Blog sur le droit des pénitenciers
Janvier 29 2026
Par Carlos Garcia Castaño, membre du sous-comité sur le droit pénitentiaire de Abogacía Española.
Le 22 avril 2022, la modification du Règlement pénitentiaire, promulguée par le décret royal 268/2022 du 12 avril, est entrée en vigueur. Son préambule stipule que « du point de vue du traitement, la mise en œuvre progressive des technologies de l’information et de la communication dans la dynamique du régime pénitentiaire… » centros penitenciarios Cela contribue à réduire le fossé technologique que subissent les détenus lors de leur réinsertion sociale. De même, le recours à la technologie pour développer des processus éducatifs ou thérapeutiques constitue une alternative ou un complément efficace aux activités actuellement menées en présentiel.
En l'état, il semble que cela doive être appliqué immédiatement et que ce soit nécessaire.
De manière générale, les difficultés rencontrées par les personnes qui réintègrent la liberté après avoir purgé une peine de prison sont considérables et décuplées par leur manque de compétences numériques. Sans compétences numériques de base (utilisation d'internet, administration en ligne, services bancaires en ligne, recherche d'emploi sur les plateformes numériques, etc.), la personne libérée est fortement désavantagée pour accéder à l'éducation, à l'emploi, au logement et aux prestations sociales. Cette fracture numérique constitue une nouvelle forme d'exclusion sociale qui s'ajoute à d'autres (faibles qualifications, casier judiciaire, stigmatisation), entravant ainsi l'égalité des chances après la condamnation.
Néanmoins, le décret royal lui-même laisse sa mise en œuvre aux « possibilités matérielles et techniques de chaque centre pénitentiaire », et à l'adaptation faite par « les conseils d'administration des centros penitenciarios ou aux organismes autonomes équivalents, de… le règlement intérieur du centre correspondant…, le règlement intérieur précédent restant en vigueur jusqu’à ce que l’adaptation susmentionnée ait lieu.
Le décret royal susmentionné stipule que les bibliothèques doivent disposer de points d'accès aux réseaux d'information, afin de garantir aux personnes incarcérées le droit d'accéder gratuitement aux livres, journaux et magazines, et de permettre leur utilisation dans le cadre d'activités éducatives ou culturelles. Il encadre également l'utilisation des ordinateurs et du matériel informatique, qui sera régie par un règlement intérieur spécifique, notamment l'utilisation de supports de stockage externes et la connexion aux réseaux de communication.
Nous ignorons les mesures prises à ce sujet.
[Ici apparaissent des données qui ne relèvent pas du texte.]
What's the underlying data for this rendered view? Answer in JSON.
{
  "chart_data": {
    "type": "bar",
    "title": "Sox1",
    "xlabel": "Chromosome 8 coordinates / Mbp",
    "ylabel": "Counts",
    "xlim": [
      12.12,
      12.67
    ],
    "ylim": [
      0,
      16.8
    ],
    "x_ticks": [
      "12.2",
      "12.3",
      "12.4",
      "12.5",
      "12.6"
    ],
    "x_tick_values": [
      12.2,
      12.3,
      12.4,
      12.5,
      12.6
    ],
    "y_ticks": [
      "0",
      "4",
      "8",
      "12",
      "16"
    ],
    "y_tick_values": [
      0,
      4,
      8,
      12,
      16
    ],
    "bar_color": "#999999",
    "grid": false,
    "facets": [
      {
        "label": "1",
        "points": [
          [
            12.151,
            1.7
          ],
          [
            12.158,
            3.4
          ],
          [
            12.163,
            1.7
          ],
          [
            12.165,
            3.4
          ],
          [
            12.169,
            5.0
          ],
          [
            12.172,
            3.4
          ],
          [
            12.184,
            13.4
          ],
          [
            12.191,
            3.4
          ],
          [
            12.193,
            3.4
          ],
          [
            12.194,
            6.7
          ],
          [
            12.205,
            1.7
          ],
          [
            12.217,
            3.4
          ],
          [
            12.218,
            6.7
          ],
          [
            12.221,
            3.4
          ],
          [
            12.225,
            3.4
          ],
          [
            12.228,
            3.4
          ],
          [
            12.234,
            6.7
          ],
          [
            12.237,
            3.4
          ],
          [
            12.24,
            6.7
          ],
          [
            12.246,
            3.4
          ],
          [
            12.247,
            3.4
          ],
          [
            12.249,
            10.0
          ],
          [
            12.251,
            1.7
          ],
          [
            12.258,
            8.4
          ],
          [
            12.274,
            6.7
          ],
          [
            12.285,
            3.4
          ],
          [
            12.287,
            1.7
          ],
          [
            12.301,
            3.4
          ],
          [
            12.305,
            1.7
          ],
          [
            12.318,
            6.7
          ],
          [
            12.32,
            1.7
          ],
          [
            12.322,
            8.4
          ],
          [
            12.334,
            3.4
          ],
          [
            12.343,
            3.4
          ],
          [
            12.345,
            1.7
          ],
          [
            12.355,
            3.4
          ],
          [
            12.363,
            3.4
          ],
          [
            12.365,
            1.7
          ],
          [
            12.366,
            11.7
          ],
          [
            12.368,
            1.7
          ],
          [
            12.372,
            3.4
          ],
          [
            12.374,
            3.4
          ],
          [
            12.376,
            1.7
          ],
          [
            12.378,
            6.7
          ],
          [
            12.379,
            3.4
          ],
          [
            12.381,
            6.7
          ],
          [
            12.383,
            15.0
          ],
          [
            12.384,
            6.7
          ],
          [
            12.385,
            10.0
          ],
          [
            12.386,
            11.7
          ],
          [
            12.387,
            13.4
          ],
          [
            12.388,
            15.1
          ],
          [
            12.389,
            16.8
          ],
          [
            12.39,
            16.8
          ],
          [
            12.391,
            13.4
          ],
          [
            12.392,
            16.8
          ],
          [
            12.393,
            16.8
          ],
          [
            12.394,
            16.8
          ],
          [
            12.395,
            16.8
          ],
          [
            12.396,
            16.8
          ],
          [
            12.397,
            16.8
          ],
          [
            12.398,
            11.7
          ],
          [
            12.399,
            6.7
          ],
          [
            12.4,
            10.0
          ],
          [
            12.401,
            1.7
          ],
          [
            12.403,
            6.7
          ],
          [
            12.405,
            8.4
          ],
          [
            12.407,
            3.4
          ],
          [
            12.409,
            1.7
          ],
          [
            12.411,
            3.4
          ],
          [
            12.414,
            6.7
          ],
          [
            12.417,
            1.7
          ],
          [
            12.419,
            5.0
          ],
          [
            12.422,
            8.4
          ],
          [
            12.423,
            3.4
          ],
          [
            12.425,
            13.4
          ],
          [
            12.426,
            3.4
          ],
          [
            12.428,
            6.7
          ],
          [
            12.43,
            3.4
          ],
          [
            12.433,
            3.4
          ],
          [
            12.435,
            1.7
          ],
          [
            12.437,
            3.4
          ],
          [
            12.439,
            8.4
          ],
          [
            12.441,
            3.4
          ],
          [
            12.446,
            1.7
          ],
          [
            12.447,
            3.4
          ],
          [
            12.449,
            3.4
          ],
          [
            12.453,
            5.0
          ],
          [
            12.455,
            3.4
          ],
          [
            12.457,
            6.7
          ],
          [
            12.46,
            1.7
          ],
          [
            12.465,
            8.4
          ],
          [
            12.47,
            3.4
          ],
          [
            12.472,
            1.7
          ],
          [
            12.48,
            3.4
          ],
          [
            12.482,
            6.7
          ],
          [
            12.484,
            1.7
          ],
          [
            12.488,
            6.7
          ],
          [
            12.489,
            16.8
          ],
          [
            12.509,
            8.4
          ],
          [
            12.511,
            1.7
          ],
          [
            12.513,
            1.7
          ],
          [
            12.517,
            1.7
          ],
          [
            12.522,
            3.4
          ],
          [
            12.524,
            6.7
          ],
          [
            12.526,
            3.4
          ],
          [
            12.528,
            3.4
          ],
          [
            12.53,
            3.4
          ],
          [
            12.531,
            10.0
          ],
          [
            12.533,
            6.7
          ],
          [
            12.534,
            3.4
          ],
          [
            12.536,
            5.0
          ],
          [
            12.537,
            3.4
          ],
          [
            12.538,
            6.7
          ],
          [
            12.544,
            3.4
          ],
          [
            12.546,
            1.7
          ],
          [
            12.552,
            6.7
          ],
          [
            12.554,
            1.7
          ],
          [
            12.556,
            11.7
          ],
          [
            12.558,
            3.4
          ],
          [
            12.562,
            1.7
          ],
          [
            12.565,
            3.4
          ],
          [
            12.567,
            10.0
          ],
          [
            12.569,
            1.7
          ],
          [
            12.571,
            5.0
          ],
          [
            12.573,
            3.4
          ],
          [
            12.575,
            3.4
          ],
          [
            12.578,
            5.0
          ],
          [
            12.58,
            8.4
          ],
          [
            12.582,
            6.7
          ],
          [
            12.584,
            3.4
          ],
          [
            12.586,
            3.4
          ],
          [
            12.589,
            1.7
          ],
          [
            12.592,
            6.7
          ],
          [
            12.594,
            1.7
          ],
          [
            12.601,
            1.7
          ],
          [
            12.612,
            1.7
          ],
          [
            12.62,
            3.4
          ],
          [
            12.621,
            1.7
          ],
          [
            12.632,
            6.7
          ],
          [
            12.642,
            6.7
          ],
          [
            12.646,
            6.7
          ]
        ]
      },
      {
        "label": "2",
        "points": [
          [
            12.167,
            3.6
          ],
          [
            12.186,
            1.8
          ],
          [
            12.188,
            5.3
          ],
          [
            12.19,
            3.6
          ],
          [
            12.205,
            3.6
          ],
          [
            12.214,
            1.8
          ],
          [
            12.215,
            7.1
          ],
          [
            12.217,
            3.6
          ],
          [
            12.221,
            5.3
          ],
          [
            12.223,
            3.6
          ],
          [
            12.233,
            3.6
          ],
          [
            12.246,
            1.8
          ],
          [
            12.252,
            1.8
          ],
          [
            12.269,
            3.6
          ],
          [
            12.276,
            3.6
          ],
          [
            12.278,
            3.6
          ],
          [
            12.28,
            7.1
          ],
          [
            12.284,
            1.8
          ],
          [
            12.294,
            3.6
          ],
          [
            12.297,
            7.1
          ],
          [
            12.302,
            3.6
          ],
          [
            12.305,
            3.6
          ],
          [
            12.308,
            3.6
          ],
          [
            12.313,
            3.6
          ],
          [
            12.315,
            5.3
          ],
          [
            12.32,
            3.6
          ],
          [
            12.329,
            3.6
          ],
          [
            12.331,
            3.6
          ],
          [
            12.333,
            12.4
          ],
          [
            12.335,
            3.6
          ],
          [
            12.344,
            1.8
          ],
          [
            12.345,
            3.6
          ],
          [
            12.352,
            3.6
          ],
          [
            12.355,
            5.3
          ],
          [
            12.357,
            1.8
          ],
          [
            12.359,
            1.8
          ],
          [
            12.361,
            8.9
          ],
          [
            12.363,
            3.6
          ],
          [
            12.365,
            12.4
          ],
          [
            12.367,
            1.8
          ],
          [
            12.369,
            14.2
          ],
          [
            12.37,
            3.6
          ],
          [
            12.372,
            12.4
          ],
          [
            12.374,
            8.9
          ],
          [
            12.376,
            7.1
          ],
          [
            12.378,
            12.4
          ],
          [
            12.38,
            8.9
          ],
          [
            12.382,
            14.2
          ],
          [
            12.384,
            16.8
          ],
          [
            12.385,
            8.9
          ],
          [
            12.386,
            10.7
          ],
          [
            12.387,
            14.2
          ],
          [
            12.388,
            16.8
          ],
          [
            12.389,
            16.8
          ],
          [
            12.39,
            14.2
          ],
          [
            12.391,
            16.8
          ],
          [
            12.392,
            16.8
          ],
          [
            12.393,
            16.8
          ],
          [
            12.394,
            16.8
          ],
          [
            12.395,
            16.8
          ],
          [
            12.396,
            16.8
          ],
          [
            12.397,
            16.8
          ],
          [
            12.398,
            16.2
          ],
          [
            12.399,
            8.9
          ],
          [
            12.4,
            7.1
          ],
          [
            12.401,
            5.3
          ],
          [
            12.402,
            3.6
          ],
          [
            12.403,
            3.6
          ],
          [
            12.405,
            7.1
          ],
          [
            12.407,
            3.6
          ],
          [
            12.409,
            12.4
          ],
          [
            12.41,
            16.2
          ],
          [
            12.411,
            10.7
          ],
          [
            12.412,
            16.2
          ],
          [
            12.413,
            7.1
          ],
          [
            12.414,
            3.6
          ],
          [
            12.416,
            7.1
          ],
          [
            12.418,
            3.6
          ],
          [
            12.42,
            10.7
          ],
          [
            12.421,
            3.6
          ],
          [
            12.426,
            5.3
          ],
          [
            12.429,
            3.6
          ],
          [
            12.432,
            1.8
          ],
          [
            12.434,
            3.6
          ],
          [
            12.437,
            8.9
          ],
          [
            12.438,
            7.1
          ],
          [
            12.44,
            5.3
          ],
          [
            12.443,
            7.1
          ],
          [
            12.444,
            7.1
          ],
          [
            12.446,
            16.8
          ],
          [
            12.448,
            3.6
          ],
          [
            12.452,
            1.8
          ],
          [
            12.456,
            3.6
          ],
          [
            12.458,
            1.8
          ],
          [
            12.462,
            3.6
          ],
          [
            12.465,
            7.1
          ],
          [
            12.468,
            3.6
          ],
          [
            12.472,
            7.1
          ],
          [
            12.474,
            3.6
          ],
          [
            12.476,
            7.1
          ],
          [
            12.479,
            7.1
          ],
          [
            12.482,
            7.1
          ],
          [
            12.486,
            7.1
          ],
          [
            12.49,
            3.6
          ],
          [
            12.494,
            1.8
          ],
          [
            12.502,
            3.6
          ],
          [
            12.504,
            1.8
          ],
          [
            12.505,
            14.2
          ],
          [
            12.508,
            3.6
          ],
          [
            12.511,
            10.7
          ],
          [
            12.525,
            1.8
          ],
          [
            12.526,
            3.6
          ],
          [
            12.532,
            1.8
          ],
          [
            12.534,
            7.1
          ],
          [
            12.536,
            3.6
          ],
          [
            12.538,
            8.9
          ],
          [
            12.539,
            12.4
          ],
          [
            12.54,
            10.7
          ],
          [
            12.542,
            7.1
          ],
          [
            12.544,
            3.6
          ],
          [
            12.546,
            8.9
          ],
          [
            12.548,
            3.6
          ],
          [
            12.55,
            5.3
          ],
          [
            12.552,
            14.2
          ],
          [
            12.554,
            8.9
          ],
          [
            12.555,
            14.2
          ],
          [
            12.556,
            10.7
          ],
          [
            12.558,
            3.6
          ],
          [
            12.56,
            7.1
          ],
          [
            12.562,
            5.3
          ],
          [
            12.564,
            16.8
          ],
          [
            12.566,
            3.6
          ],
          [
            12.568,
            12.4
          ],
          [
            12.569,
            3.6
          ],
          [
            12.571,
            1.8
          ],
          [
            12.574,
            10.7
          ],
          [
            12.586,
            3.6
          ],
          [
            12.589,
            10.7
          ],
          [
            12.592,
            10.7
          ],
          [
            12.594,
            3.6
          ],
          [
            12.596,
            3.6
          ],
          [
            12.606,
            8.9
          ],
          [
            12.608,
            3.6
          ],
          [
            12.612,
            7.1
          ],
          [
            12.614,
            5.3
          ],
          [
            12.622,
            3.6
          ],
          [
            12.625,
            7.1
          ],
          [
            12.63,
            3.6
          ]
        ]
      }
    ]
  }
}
Le site web de la prison ne contient aucune information à ce propos, ou nous n'avons pas pu la trouver. Nous n'avons connaissance d'aucune modification apportée au règlement intérieur de chaque établissement pénitentiaire. Nous avons régulièrement demandé que ce règlement soit communiqué au Consejo General de la Abogacía Española (CGAE) afin qu'il soit diffusé à tous les ordres des avocats, et ceux-ci à leurs membres, leur permettant ainsi de remplir correctement leurs obligations, qui consistent précisément à défendre les intérêts de leurs clients – en l'occurrence, les droits des personnes incarcérées.
La plupart des études analysant la fracture numérique touchant les personnes incarcérées indiquent que, dans le cas des femmes, cette fracture est exacerbée par la moindre disponibilité des programmes et des ressources par rapport aux hommes. Dans ce contexte, il y a plus d'un an, l'Université pontificale de Comillas a proposé un atelier de formation à destination des détenues, visant à leur apprendre à utiliser Internet pour effectuer des démarches en ligne (comme la prise de rendez-vous pour le renouvellement de leur carte d'identité nationale ou la demande de certificats). Registro Civil et autres documents, rendez-vous médicaux, etc., pour un total d'au moins 30 procédures. L'opération n'a pu être menée à bien comme prévu, l'utilisation d'Internet n'étant pas autorisée. Grâce à l'ingéniosité d'un ancien étudiant de l'université, ingénieur à l'ICAI, il a été possible de la réaliser en créant un simulateur permettant d'effectuer les procédures comme si l'on utilisait Internet, sans y avoir recours réellement.
Il est temps de rompre cette inertie. Si nous croyons que l'incarcération contribue à la réinsertion sociale des individus, nous avons l'obligation de fournir les ressources nécessaires, en fonction des besoins et des pratiques de chaque époque. La situation actuelle exige l'intégration complète des technologies numériques dans les prisons et la mise en œuvre de programmes permettant aux personnes incarcérées d'apprendre à les utiliser. De plus, pour les femmes, les mesures nécessaires doivent être prises afin de garantir que ces programmes leur soient proposés dans les mêmes conditions qu'aux hommes.